LIT 365: Morrison Study Guide: Ishikawa Jun’s Kajin (The Nymphs, 1935; translated by me) I.
Some Key Terms/Concepts 1. Pan 牧羊神: the Greek god of instincts and sexual desire. In Greek mythology, Pan is the god of shepherds and flocks, of mountain wilds, hunting and rustic music, as well as the companion of nymphs. 2. “Nympholepsy”: a “state of rapture supposed to be inspired by nymphs, hence, an ecstasy or frenzy of emotion especially inspired by something unattainable” (OED) 3. Kūkyo (Japanese: 空虚; Sanskrit: Śūnyatā). Emptiness/void. Relates to the idea in Buddhism that the self/ego is an empty void. This idea is also central to many modern/contemporary philosophers’ conception of the “individual” or “subject” (主体・個人). 4. Laotzu: see footnote. 5. Assissi’s stigmata: see footnote. 6. [Make a list of other words/terms you are unfamiliar with; give a brief definition] 7. 8. … II. Some Questions to Ponder as You Read (take notes, for class discussion; answer BEFORE you read my optional-reading essay) 1. Discuss the narrative style of the work. Is this an example of a "self-conscious narrator"? Give examples. 2. Watashi begins his narrative by describing his search for the “navel” (heso). Describe this episode. Is the navel/omphalos a metaphor for something? If so, what? 3. Describe Yura and Misa. What is their relationship vis-à-vis Watashi? Are they archetypes/symbolic representations of something? If so, what do they represent? 4. Discuss Watashi’s “disappearing act.” What is he trying to do? Why? Why does he eventually attempt suicide? 5. What are the dual aspects of Watashi’s personality/nature? Describe them.

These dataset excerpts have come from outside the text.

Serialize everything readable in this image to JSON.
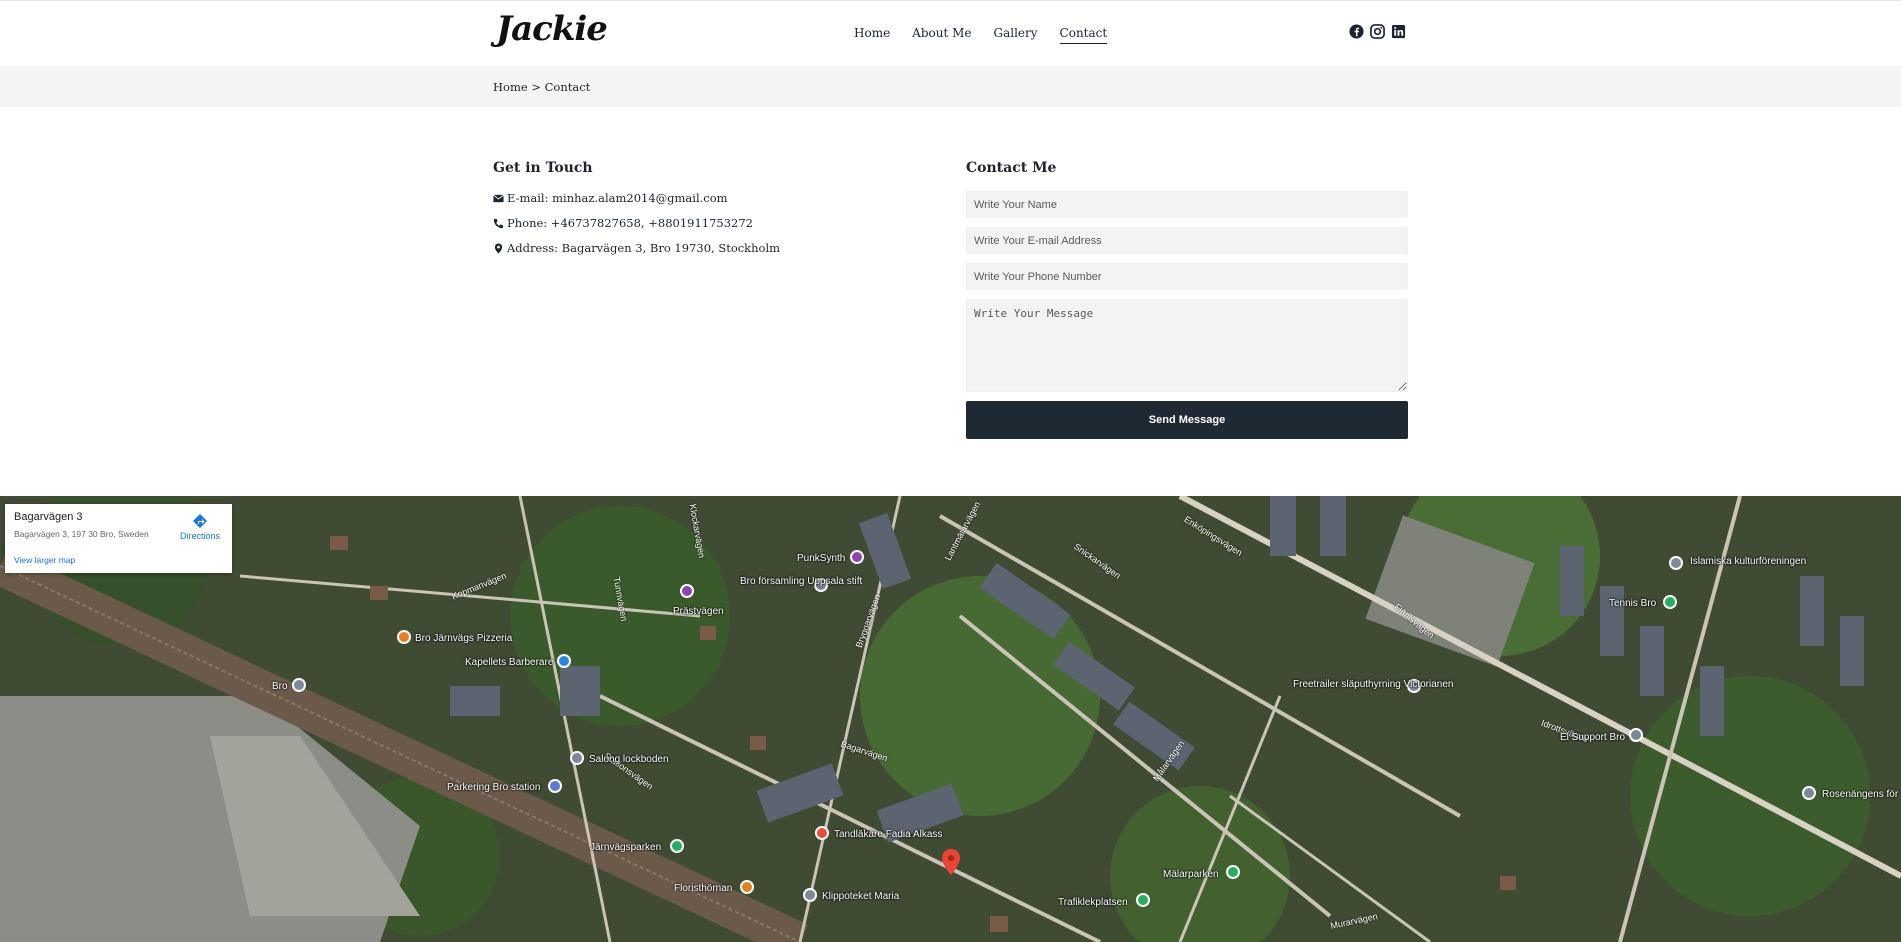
{
  "header": {
    "logo": "Jackie",
    "nav": [
      {
        "label": "Home",
        "active": false
      },
      {
        "label": "About Me",
        "active": false
      },
      {
        "label": "Gallery",
        "active": false
      },
      {
        "label": "Contact",
        "active": true
      }
    ],
    "social_icons": [
      "facebook-icon",
      "instagram-icon",
      "linkedin-icon"
    ]
  },
  "breadcrumb": {
    "text": "Home > Contact"
  },
  "touch": {
    "title": "Get in Touch",
    "email": "E-mail: minhaz.alam2014@gmail.com",
    "phone": "Phone: +46737827658, +8801911753272",
    "address": "Address: Bagarvägen 3, Bro 19730, Stockholm"
  },
  "form": {
    "title": "Contact Me",
    "name_placeholder": "Write Your Name",
    "email_placeholder": "Write Your E-mail Address",
    "phone_placeholder": "Write Your Phone Number",
    "message_placeholder": "Write Your Message",
    "submit_label": "Send Message"
  },
  "map": {
    "card_title": "Bagarvägen 3",
    "card_address": "Bagarvägen 3, 197 30 Bro, Sweden",
    "directions_label": "Directions",
    "larger_map_label": "View larger map",
    "places": [
      "PunkSynth",
      "Bro församling Uppsala stift",
      "Prästvägen",
      "Bro Järnvägs Pizzeria",
      "Kapellets Barberare",
      "Bro",
      "Salong lockboden",
      "Parkering Bro station",
      "Järnvägsparken",
      "Floristhörnan",
      "Klippoteket Maria",
      "Tandläkare Fadia Alkass",
      "Mälarparken",
      "Trafiklekplatsen",
      "Freetrailer släputhyrning Victorianen",
      "El Support Bro",
      "Tennis Bro",
      "Islamiska kulturföreningen",
      "Rosenängens för"
    ],
    "roads": [
      "Lantmätarvägen",
      "Snickarvägen",
      "Enköpingsvägen",
      "Bagarvägen",
      "Stationsvägen",
      "Kopmanvägen",
      "Tunnvägen",
      "Bryggarvägen",
      "Målarvägen",
      "Murarvägen",
      "Klockarvägen",
      "Idrottsvägen",
      "Fjärilsvägen"
    ]
  }
}
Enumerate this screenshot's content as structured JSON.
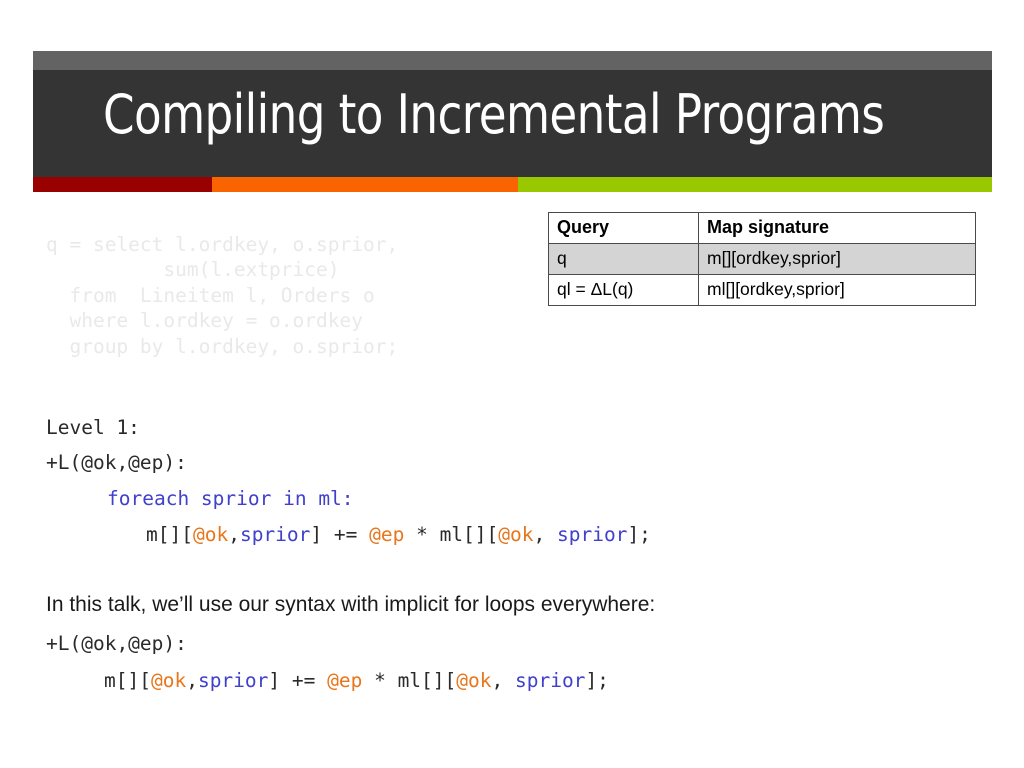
{
  "slide": {
    "title": "Compiling to Incremental Programs",
    "accent_colors": {
      "banner_top": "#636363",
      "banner_body": "#343434",
      "red": "#990000",
      "orange": "#fa6400",
      "green": "#9ac800"
    }
  },
  "sql_block": {
    "text": "q = select l.ordkey, o.sprior,\n          sum(l.extprice)\n  from  Lineitem l, Orders o\n  where l.ordkey = o.ordkey\n  group by l.ordkey, o.sprior;",
    "color": "#e9e9e9"
  },
  "map_table": {
    "headers": [
      "Query",
      "Map signature"
    ],
    "rows": [
      {
        "query": "q",
        "signature": "m[][ordkey,sprior]",
        "shaded": true
      },
      {
        "query": "ql = ΔL(q)",
        "signature": "ml[][ordkey,sprior]",
        "shaded": false
      }
    ]
  },
  "code": {
    "level_label": "Level 1:",
    "trigger_1": "+L(@ok,@ep):",
    "foreach_line": "foreach sprior in ml:",
    "assign_1": {
      "t1": "m[][",
      "t2": "@ok",
      "t3": ",",
      "t4": "sprior",
      "t5": "] += ",
      "t6": "@ep",
      "t7": " * ml[][",
      "t8": "@ok",
      "t9": ", ",
      "t10": "sprior",
      "t11": "];"
    },
    "trigger_2": "+L(@ok,@ep):",
    "assign_2": {
      "t1": "m[][",
      "t2": "@ok",
      "t3": ",",
      "t4": "sprior",
      "t5": "] += ",
      "t6": "@ep",
      "t7": " * ml[][",
      "t8": "@ok",
      "t9": ", ",
      "t10": "sprior",
      "t11": "];"
    },
    "colors": {
      "keyword": "#4040cc",
      "at_variable": "#e8761b",
      "plain": "#2a2a2a"
    }
  },
  "prose": {
    "intro": "In this talk, we’ll use our syntax with implicit for loops everywhere:"
  }
}
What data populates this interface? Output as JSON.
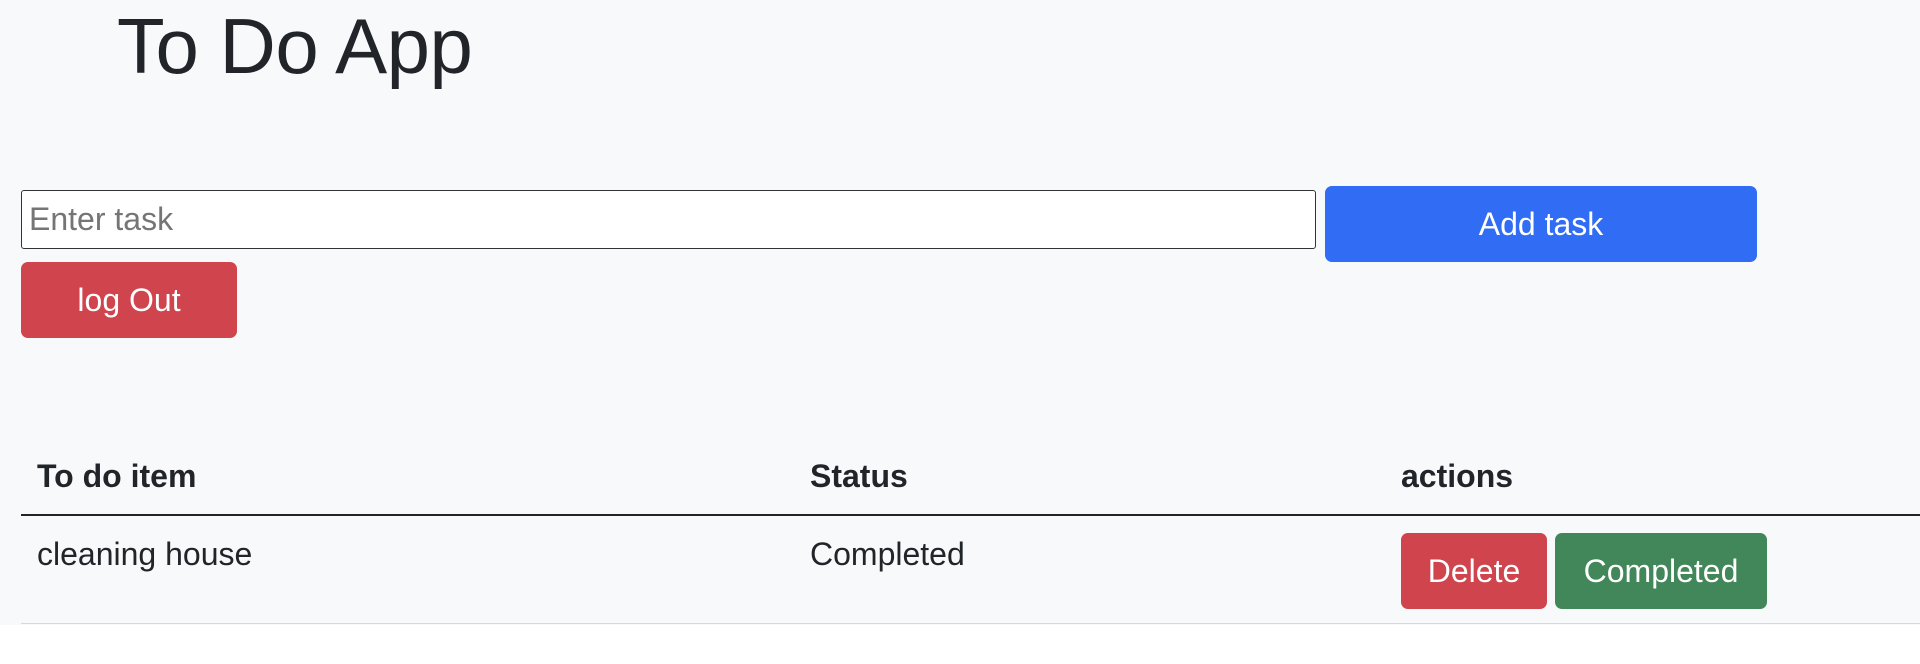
{
  "app": {
    "title": "To Do App"
  },
  "form": {
    "task_placeholder": "Enter task",
    "task_value": "",
    "add_label": "Add task",
    "logout_label": "log Out"
  },
  "colors": {
    "add_button": "#316cf4",
    "danger_button": "#cf444d",
    "success_button": "#41875a",
    "page_background": "#f8f9fa"
  },
  "table": {
    "headers": [
      "To do item",
      "Status",
      "actions"
    ],
    "rows": [
      {
        "item": "cleaning house",
        "status": "Completed",
        "actions": {
          "delete_label": "Delete",
          "complete_label": "Completed"
        }
      }
    ]
  }
}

6. How is this work an example of a "quest story"? What is the narrator searching for? 7. How does the motif of Pan (牧羊神) fit into the story? 8. Discuss the significance of (1) the “white hibiscus” (fuyō 芙蓉) and (2) the poem Watashi composes. 9. The story ends with Watashi’s confession that he suffers from “a condition known as nympholepsy.” What’s that? What are its symptoms? 10. How is Watashi a “possessed” narrator/character? What is he possessed by? How does this possession relate to his act of writing this story? 11. What are the main “themes” of the work? 12. Identify any inaccuracies/flaws/awkward phrasing in my translation. III. Homework Assignment (Word Document preferred; 3/4 page – 1 page) 1. Make an original and interesting point about the work. Write this BEFORE reading my optional-reading essay.